Saturday, April 18, 2015

Professional Book Review: Read, Write, Teach by Linda Rief

Read, Write, Teach:  Choices and Challenges in the Reading-Writing Workshop by Linda Rief


Summary by Goodreads:


Veteran teacher and author Linda Rief has inspired thousands of practitioners across the nation to lead adolescent students on a journey to becoming lifelong readers and writers. In "ReadWriteTeach," Linda offers the what, how, and why of a year's worth of reading and writing for middle and high school students with a framework that is as flexible as it is comprehensive.

". . . This book isn't a compilation of tear-out reproducibles designed to help us replicate Linda's practices,"" writes Maja Wilson in the foreword. ""Instead, it's the most powerful gift that a master teacher can give us: the story of her thinking and feeling as she teaches." "Linda's insights and beliefs are woven throughout a comprehensive overview of best literacy practices, which include: essentials in the reading-writing workshop grounding our choices in our beliefs getting to know ourselves and our students as readers and writers.

Students' voices, through examples of their writing, drawing, and thinking, resonate throughout the book and characterize the thoughtful readers, writers, and citizens of the world that they become under Linda's guidance.

My Thoughts:

After reading the first 42 pages of this book, I posted my first thoughts on Goodreads:  
If you are a fan of Kelly Gallagher, Penny Kittle, and Donalyn Miller, you will find comfort in Linda Rief's words. I have already uncovered a few new ideas to share with our English teachers using a reader/writer workshop approach.
Normally I tend to have an urgency to complete a book quickly.  I want to read it and move on to the next one.  Because Rief's book is filled to the brim with real world ideas that I could see myself using in the classroom (or sharing with teachers), I wanted to slow down and read this bit by bit.  Instead of reviewing this resource as a whole, I want to share some of my favorite parts from a few chapters.

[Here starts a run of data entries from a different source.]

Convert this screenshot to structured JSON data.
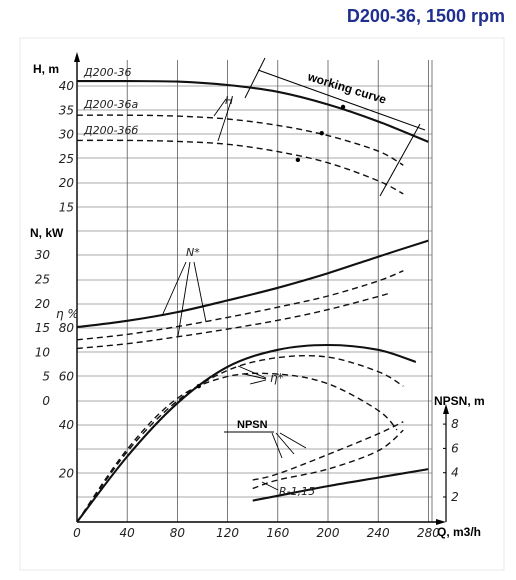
{
  "title": "D200-36, 1500 rpm",
  "annotation_working_curve": "working curve",
  "chart_data": {
    "type": "line",
    "title": "D200-36, 1500 rpm",
    "x": {
      "label": "Q, m3/h",
      "ticks": [
        0,
        40,
        80,
        120,
        160,
        200,
        240,
        280
      ],
      "range": [
        0,
        290
      ]
    },
    "axes": {
      "H": {
        "label": "H, m",
        "ticks": [
          15,
          20,
          25,
          30,
          35,
          40
        ],
        "range": [
          14,
          44
        ]
      },
      "N": {
        "label": "N, kW",
        "ticks": [
          0,
          5,
          10,
          15,
          20,
          25,
          30
        ],
        "range": [
          0,
          34
        ]
      },
      "eta": {
        "label": "η %",
        "ticks": [
          20,
          40,
          60,
          80
        ],
        "range": [
          0,
          90
        ]
      },
      "NPSH": {
        "label": "NPSN, m",
        "ticks": [
          2,
          4,
          6,
          8
        ],
        "range": [
          0,
          9
        ]
      }
    },
    "series": [
      {
        "axis": "H",
        "name": "Д200-36",
        "style": "solid",
        "x": [
          0,
          40,
          80,
          120,
          160,
          200,
          240,
          280
        ],
        "y": [
          41,
          41,
          40.9,
          40.2,
          38.8,
          36.2,
          32.7,
          28.5
        ]
      },
      {
        "axis": "H",
        "name": "Д200-36а",
        "style": "dashed",
        "x": [
          0,
          40,
          80,
          120,
          160,
          200,
          240,
          260
        ],
        "y": [
          34,
          34,
          33.8,
          33.2,
          31.9,
          29.8,
          26.6,
          23.7
        ]
      },
      {
        "axis": "H",
        "name": "Д200-36б",
        "style": "dashed",
        "x": [
          0,
          40,
          80,
          120,
          160,
          200,
          240,
          260
        ],
        "y": [
          28.8,
          28.8,
          28.6,
          28,
          26.5,
          24.2,
          20.5,
          17.8
        ]
      },
      {
        "axis": "N",
        "name": "N",
        "style": "solid",
        "x": [
          0,
          40,
          80,
          120,
          160,
          200,
          240,
          280
        ],
        "y": [
          15.2,
          16.5,
          18.3,
          20.7,
          23.3,
          26.3,
          29.7,
          33
        ]
      },
      {
        "axis": "N",
        "name": "N",
        "style": "dashed",
        "x": [
          0,
          40,
          80,
          120,
          160,
          200,
          240,
          260
        ],
        "y": [
          12.6,
          13.7,
          15.3,
          17.2,
          19.3,
          21.6,
          24.7,
          26.8
        ]
      },
      {
        "axis": "N",
        "name": "N",
        "style": "dashed",
        "x": [
          0,
          40,
          80,
          120,
          160,
          200,
          240,
          250
        ],
        "y": [
          10.8,
          11.8,
          13.2,
          14.8,
          16.6,
          18.8,
          21.5,
          22.3
        ]
      },
      {
        "axis": "eta",
        "name": "η",
        "style": "solid",
        "x": [
          0,
          40,
          80,
          120,
          160,
          200,
          240,
          270
        ],
        "y": [
          0,
          27,
          49,
          64,
          71,
          73,
          71,
          66
        ]
      },
      {
        "axis": "eta",
        "name": "η",
        "style": "dashed",
        "x": [
          0,
          40,
          80,
          120,
          160,
          200,
          240,
          260
        ],
        "y": [
          0,
          29,
          50,
          62.5,
          67.8,
          68,
          62,
          56
        ]
      },
      {
        "axis": "eta",
        "name": "η",
        "style": "dashed",
        "x": [
          0,
          40,
          80,
          120,
          160,
          200,
          240,
          255
        ],
        "y": [
          0,
          30,
          51,
          60,
          61,
          57,
          46,
          38
        ]
      },
      {
        "axis": "NPSH",
        "name": "NPSN",
        "style": "solid",
        "x": [
          140,
          160,
          200,
          240,
          280
        ],
        "y": [
          1.7,
          2.1,
          2.9,
          3.6,
          4.3
        ]
      },
      {
        "axis": "NPSH",
        "name": "NPSN",
        "style": "dashed",
        "x": [
          140,
          160,
          200,
          240,
          260
        ],
        "y": [
          2.7,
          3.4,
          4.3,
          5.8,
          7.5
        ]
      },
      {
        "axis": "NPSH",
        "name": "NPSN",
        "style": "dashed",
        "x": [
          140,
          160,
          200,
          240,
          260
        ],
        "y": [
          3.4,
          3.9,
          5.5,
          7.2,
          8.2
        ]
      }
    ],
    "annotations": [
      "working curve",
      "H",
      "N",
      "η",
      "NPSN",
      "R-1,15"
    ],
    "grid": true
  }
}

Chapter One: Grounding Our Choices in Our Beliefs

Linda Rief is a firm believer in giving students choice in their reading and writing.  In order to make this manageable, she uses a Readers-Writers Workshop.

Writing Conference Questions (pg 19):


  • How did this writing come to be?
  • Where did you get the idea?
  • What did you do, and why, as you went from one draft to the next?
  • What problems did you encounter:
  • How well did you solve those problems?

Reading Response Questions (pg 21)
  • What did this reading bring to mind?
  • What did you think or feel or learn as you read?
  • What questions came to mind?
  • What in your own experience is similar or different?
  • How does this make you view the world?
  • What did you notice the author did as a writer?


Chapter Five: Immersion in Writing (and Reading)

In this chapter, Linda Rief shares some simple, short quickwrites to help her students brainstorm writing ideas.  A few of my favorites are:

A Positive-Negative Life Graph (pg 77-83)
http://www.docstoc.com/docs/107180098/Positive-Negative-Life-Graph

A Likes/Dislikes Chart (pg 83-85)
http://readwriteandreflect.blogspot.com/2014/08/purpose-and-authenticity.html

Reading/Writing Memories 

A perfect beginning of the school year set of questions to ask students (pg 84):
  • What kept you reading?
  • What stopped your reading?
  • What kept you writing?
  • What stopped your writing?


Chapter Six:  Immersion in Reading (and Writing)

Linda Rief believes in choice.  Her students have time to read in her classroom and their homework is to read thirty minutes a night (four days a week) outside of school. If you have read, Book Love, by Penny Kittle, she follows a very similar format of introducing new books to her students through book talks.  My two "take-aways" are:

End of the Year Book Recommendations (pg 108)

Students are asked to recommend a book to next year's class which includes the following:
  • a color copy of the book
  • a short summary of the book
  • a passage so we can hear the style of writing
  • their reasons for recommending the book

Letters About Literature (pg 116-118)

Did you know that the Library of Congress sponsors a contest asking students to write a letter to an author of a book, a play, a poem, or a speech, telling the author how the work changed their lives in some way?  Our freshman English team is in the process of revising our curriculum and assessments to incorporate more "real world" writing.  This contest would be a perfect assessment to teach argumentative writing and incorporate choice reading!

My hope by sharing a few of my favorite ideas from Read, Write, Teach is that you will go out and buy this book.  If you are a middle school or high school English teacher exploring or using Reading- Writing Workshop, you will want to have this resource at your fingertips.  Linda Rief's book is now shelved right next to books by my favorite authors:  Penny Kittle, Kelly Gallagher, Kylene Beers, and Donalyn Miller.  It is in a place where I can reach for it at a moment's notice when a teacher is searching for "brilliant ideas" to engage his/her students!